UK higher education got one of its biggest talking points in years late last December, with the release of the Research Excellence Framework. This massive assessment of university research performance graded over 100 institutions across the full range of academic inquiry, and will be used to settle the distribution of hundreds of millions of pounds of research cash.

The REF used three factors to assess a university’s research in every subject area in which it entered: its research outputs, the quality of its research environment, and the impact of its research. This category was new to the 2014 REF and has been controversial.

Although the bulk of the panel members carrying out the REF were based in the UK, the aim was to decide how much of each university’s effort in the subjects it submitted was “world-leading,” “internationally excellent,” “recognised internationally,” “recognised nationally,” or so off the pace as to be “unclassified.”
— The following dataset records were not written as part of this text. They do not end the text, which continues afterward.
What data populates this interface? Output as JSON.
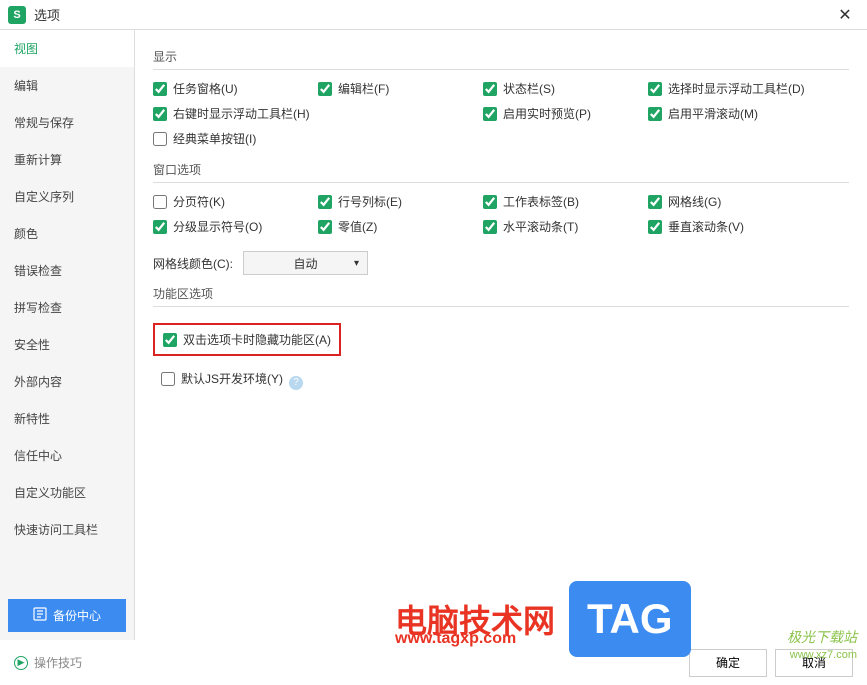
{
  "window": {
    "icon_letter": "S",
    "title": "选项"
  },
  "sidebar": {
    "items": [
      "视图",
      "编辑",
      "常规与保存",
      "重新计算",
      "自定义序列",
      "颜色",
      "错误检查",
      "拼写检查",
      "安全性",
      "外部内容",
      "新特性",
      "信任中心",
      "自定义功能区",
      "快速访问工具栏"
    ],
    "active_index": 0,
    "backup_label": "备份中心"
  },
  "sections": {
    "display": {
      "title": "显示",
      "items": [
        {
          "label": "任务窗格(U)",
          "checked": true
        },
        {
          "label": "编辑栏(F)",
          "checked": true
        },
        {
          "label": "状态栏(S)",
          "checked": true
        },
        {
          "label": "选择时显示浮动工具栏(D)",
          "checked": true
        },
        {
          "label": "右键时显示浮动工具栏(H)",
          "checked": true
        },
        {
          "label": "",
          "checked": false,
          "empty": true
        },
        {
          "label": "启用实时预览(P)",
          "checked": true
        },
        {
          "label": "启用平滑滚动(M)",
          "checked": true
        },
        {
          "label": "经典菜单按钮(I)",
          "checked": false
        }
      ]
    },
    "windowOptions": {
      "title": "窗口选项",
      "items": [
        {
          "label": "分页符(K)",
          "checked": false
        },
        {
          "label": "行号列标(E)",
          "checked": true
        },
        {
          "label": "工作表标签(B)",
          "checked": true
        },
        {
          "label": "网格线(G)",
          "checked": true
        },
        {
          "label": "分级显示符号(O)",
          "checked": true
        },
        {
          "label": "零值(Z)",
          "checked": true
        },
        {
          "label": "水平滚动条(T)",
          "checked": true
        },
        {
          "label": "垂直滚动条(V)",
          "checked": true
        }
      ],
      "gridline_color_label": "网格线颜色(C):",
      "gridline_color_value": "自动"
    },
    "ribbonOptions": {
      "title": "功能区选项",
      "hide_ribbon": {
        "label": "双击选项卡时隐藏功能区(A)",
        "checked": true
      },
      "js_dev": {
        "label": "默认JS开发环境(Y)",
        "checked": false
      }
    }
  },
  "footer": {
    "tip_label": "操作技巧",
    "ok_label": "确定",
    "cancel_label": "取消"
  },
  "watermark": {
    "text1": "电脑技术网",
    "tag": "TAG",
    "url1": "www.tagxp.com",
    "text2": "极光下载站",
    "url2": "www.xz7.com"
  }
}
So how do the REF findings stack up against those we find in QS’s World University Rankings by Subject? While the REF is dependent on submissions prepared by universities themselves, the Rankings are produced by independent surveys of academics and employers around the world, and by external analysis of research publishing influence. And while the REF offers opinions about whether research is internationally important, a global ranking automatically shows where universities rate on a world scale.

A look at the REF2014 results for chemistry, a cornerstone science that is fungible across the world, shows that the UK’s top departments are in Cambridge, Liverpool, Oxford, Bristol, University College London, Durham, Imperial College London, Manchester, Warwick and Cardiff. Out of 37 entrants, these are the only institutions with over 30 per cent of their staff in the top “internationally excellent” band.

A look at chemistry in last year’s World University Rankings by Subject shows that there is a fair overlap with the REF findings. Cambridge was third in the world and Oxford sixth. However Liverpool, second in the REF, is in the 101-150 band in our results, mainly because of its low standing in our academic survey. Every university that we rank for chemistry appears in the REF even though some, such as Queen’s University Belfast, Glasgow and Strathclyde, appear only modestly there.

Another interesting example is economics, or to be precise, economics and econometrics. This is again a subject taught widely around the world in a similar fashion. Here two universities dominate the REF findings. They are University College London and the London School of Economics, which have 79 and 69 per cent of their staff respectively in the top band of the REF outcomes. Also scoring above 40 per cent are Oxford with 56, Cambridge (47), Warwick (45) and Bristol (44).

By contrast, UCL is 17th for economics in the 2014 World University Rankings by Subject, well behind the LSE at third, Cambridge in 10th place and Oxford 12th. Warwick is 21st but Bristol is in the 101-150 band, behind various institutions placed more modestly in the REF such as Edinburgh and York.

These differences do not show that either of these approaches are invalid, but they do make the case for a variety of methods. Of course, the 2015 subjects rankings from QS will be published soon. Have a look for yourself and see how they compare to the REF results, which are all at www.ref.ac.uk.

 

Martin Ince chairs the Advisory Board for the QS Rankings and was advisor on REF Impact to Goldsmiths, University of London.